How to plan and prepare for a safari

An overland safari is the ultimate way to experience the bush at its best in Africa; and now that you’ve made the decision to go, the questions are many, in order to make sure you:

  1. Pack it all,
  2. See the best places and
  3. Choose the very best time to go

But first, the basics.

What is a safari actually?

It might seem an obvious question, but the word safari can conjure up images of safari suits and teams cutting swathes through the undergrowth. These are – thankfully – a far cry from reality these days – except the swathes if you are planning to visit mountain gorillas, but that’s another story.

Modern safaris mostly consist of a journey overland by truck and/or 4×4 into national parks and game reserves, where maximum time is spent viewing game. In some cases you can also take a helicopter or light aircraft to the heart of your destination, but expect to pay a good deal more for this.
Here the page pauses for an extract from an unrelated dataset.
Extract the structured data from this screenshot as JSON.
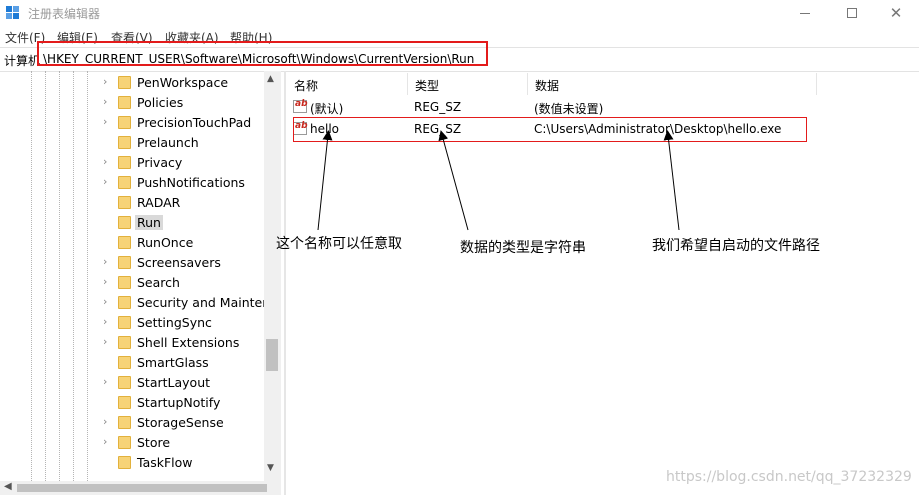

Having arrived, an assortment of game drives, guided walks and possibly even boat or mokoro rides will be on offer. Game drives in general offer the best wildlife viewing opportunities, largely because of the ground that they can cover. If available, we usually recommend the option of an open-sided game vehicle with a local, experienced guide. This is generally the best chance for getting a glimpse of the broadest selection of wildlife, and the most elusive, as these guides often know where the specific individuals hide.

What kind of wildlife is on offer?

Of course there is the ‘Big 5’; a crucial part of any first-time safari. These are the African elephant, Black and White rhinoceros’, Cape buffalo, African lion and the African leopard. Read more here on the different types of lions to be seen in Africa (there is a small population in western India – bet you didn’t know that ;))

Then there are a whole host of equally must-see species; giraffe, antelope of various sizes and habits, zebra, hippopotamus and warthog, cheetah, caracal and smaller cat species – and, for the very fortunate, the more elusive species such as porcupine, aardvark, and aardwolf.

For a thorough list, we can recommend Stuart’s Field Guide to Mammals of Southern Africa, available at various online stores.

In addition, many areas of southern Africa, Swaziland in particular, Namibia’s Caprivi Strip and the Okavango Delta of Botswana, are a birder’s paradise and must be included on any serious bird watchers’ safari list.

Planning for your Safari

A first step is working out how much time you have. The most accessible national park, where Big 5 sightings are all but guaranteed, is South Africa’s Kruger National Park. Visiting this park can be done in as little as 3-5 days, including transit from Johannesburg; a central hub and usually the best destination for well-priced plane tickets.

If the Serengeti National Park or Ngorongoro Crate – the sites of the annual Great Migration – are on the list, then anything upwards of a week is recommended. These safari tours can be done as part of a longer tour or as a standalone safari, via Arusha, Dar es Salaam or Nairobi.

Next you need to decide on the optimal time of year; and this can vary widely depending on the park you wish to visit. In general the winter months are cooler and drier, and so the animals gather around the water holes, especially in the drier parks such as Namibia’s Etosha National Park.

The Great Migration offers different game viewing options from Kenya and Tanzania, with winter months offering river crossing, where hungry crocodiles await! – while summer offers calving season in Tanzania, thus cat sightings and kills are common.

If you have the time, your safari can be undertaken as part of a longer overland tour, which can include beautiful sandy beaches, local cultures, amazing geography, cities and adrenaline activities in the mix. (Links here)

For a review of the various options by national park, use our Highlights menu list. (link)

What to pack on a Safari?

Regulations on clothing can vary by country, but in general, neutral colours are better for blending in. Comfortable walking shoes will be required for pit stops and game walking where this is offered, and long pants will also suit best for these occasions.

Be sure to bring a long-sleeve jersey and a water-proof jacket as even in summer it can be cool in the evenings. Winter can be extremely cold in the early mornings and very warm in the day, so zip-off trousers (as gorgeous as they are ;)) are quite a useful thing.

Then there the absolute staples of insect repellent, sunscreen, decent drinking bottle, binoculars and field guides to animals and birds.